The relationship between war and music in the post 9/11 era is different than it was during the height of the Vietnam War.
On April 28, Columbia University hosted an event called Soundtrack of War, which examined the parallels between music and the wars in Vietnam, Iraq and Afghanistan. Service Together, an organization that seeks to bridge the gap between veterans and civilians, organized the event.
The music of the 1960’s gave listeners, present and future, an understanding of the conflict and politics of the time. The same cannot be said of the wars following 9/11.
In terms of the war and the politics around it, veterans of Iraq and Afghanistan have little connection to the popular mainstream music of the 21st century as it relates to their experiences. They have no Marvin Gaye or Pete Seeger. No Creedence Clearwater Revival or Buffalo Springfield. No recognition in terms of pride or protest.
The event included performances by singer/songwriter and former Marine scout sniper Brandon Mills, Eli Smith from Down Home Radio and Peter Stampfel of the Holy Modal Rounders.
Host, Molly Pearl, raised the questions— what contemporary tracks define the war in Iraq and Afghanistan? Why is there a lack of protest music in the mainstream?
Pearl said most people cite the lack of draft in this era as a major reason for societies disconnect from the war and its veterans, but does not believe the answer is that straightforward.

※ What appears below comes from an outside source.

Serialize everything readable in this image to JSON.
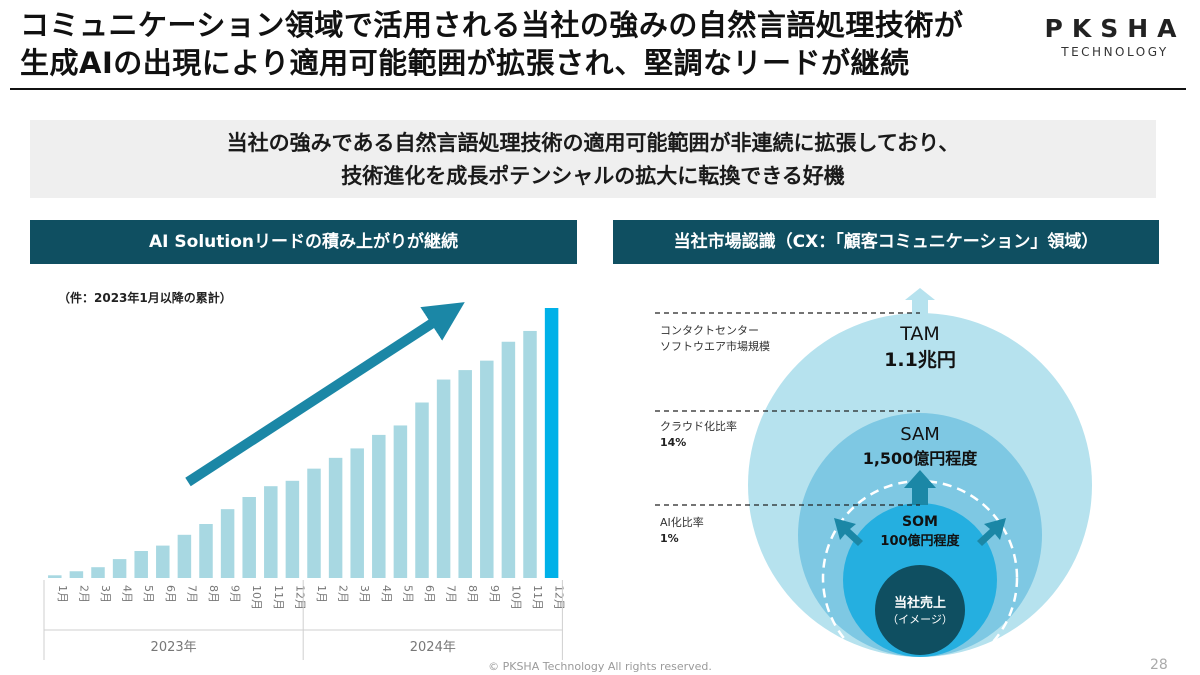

With the lack of a draft and the reliance on a 100 percent voluntary military force, society has less “skin in the game.” The American government is more likely to use military force with an all-volunteer military than it will with a drafted military.
Students and faculty of Queens College offered their own personal experiences and explanations to the contemporary relationship of music and war.
James Marone, 27, a junior majoring in English is a Marine Corps veteran. Marone served in Afghanistan from 2011 to 2012. His experience with music while deployed was described as a melting pot.
“The taste in music over there is as diverse as our society. I happen to like EDM,” Marone said.
Another QC veteran, Dennis Torres, 31, is the Veteran Outreach Specialist at QC. Torres served in the Marine Corps for 10 years. He deployed twice to Iraq, first in 2006 to Fallujah and again in 2009 to Al-Anbar along the Syrian border.
“For the individual Marine, soldier, or sailor it’s inspirational or motivational. [Music] gets you through the day, because there are days where it sucks. It sucks so bad. Hundred plus degree-weather, you have no food, you have no water. You’re getting shot at. The stress is ridiculous. For me, when I had a chance to listen to music it allowed me to decompress,” Torres said.
Growing up in a Latin home, Torres’s connection to Spanish music helped him during his deployment to Fallujah.
“2006 was a more stressful deployment for me,” Torres said, “The only thing that allowed me to go to sleep, like legitimately allow me to go to sleep, was I had to listen to Spanish music.”
Dr. Edward Smaldone is a professor of music at QC and the director of Aaron Copland School of Music. He thinks the lack of contemporary music during the wars in Iraq and Afghanistan is because of what he thinks recording artists care about the most when they release music.
“Frankly, my own personal theory, most artists’ are more interested in selling records or selling downloads than they are in a particular political statement,” Smaldone said.
Susan Hulluaer is an adjunct professor at QC who teaches about protest music. She says that music follows a capitalist crowd.
“It all depends on the popularity of the musician and the popularity of a particular cause,” Helluaer said. “Aligning with a cause can sell music, or it can put a singer in a difficult position. Remember, the music industry is about one thing and one thing only: money.”
Helluaer however, noticed a change in the trend music has followed from the 1960s to today.
“Now that more artists are producing their own recordings, rather than relying on a big label to make the recording and market it, new rules are being written as we speak. Big Labels don’t have the power they used to have, nor does Top 40 radio,” said Helluaer.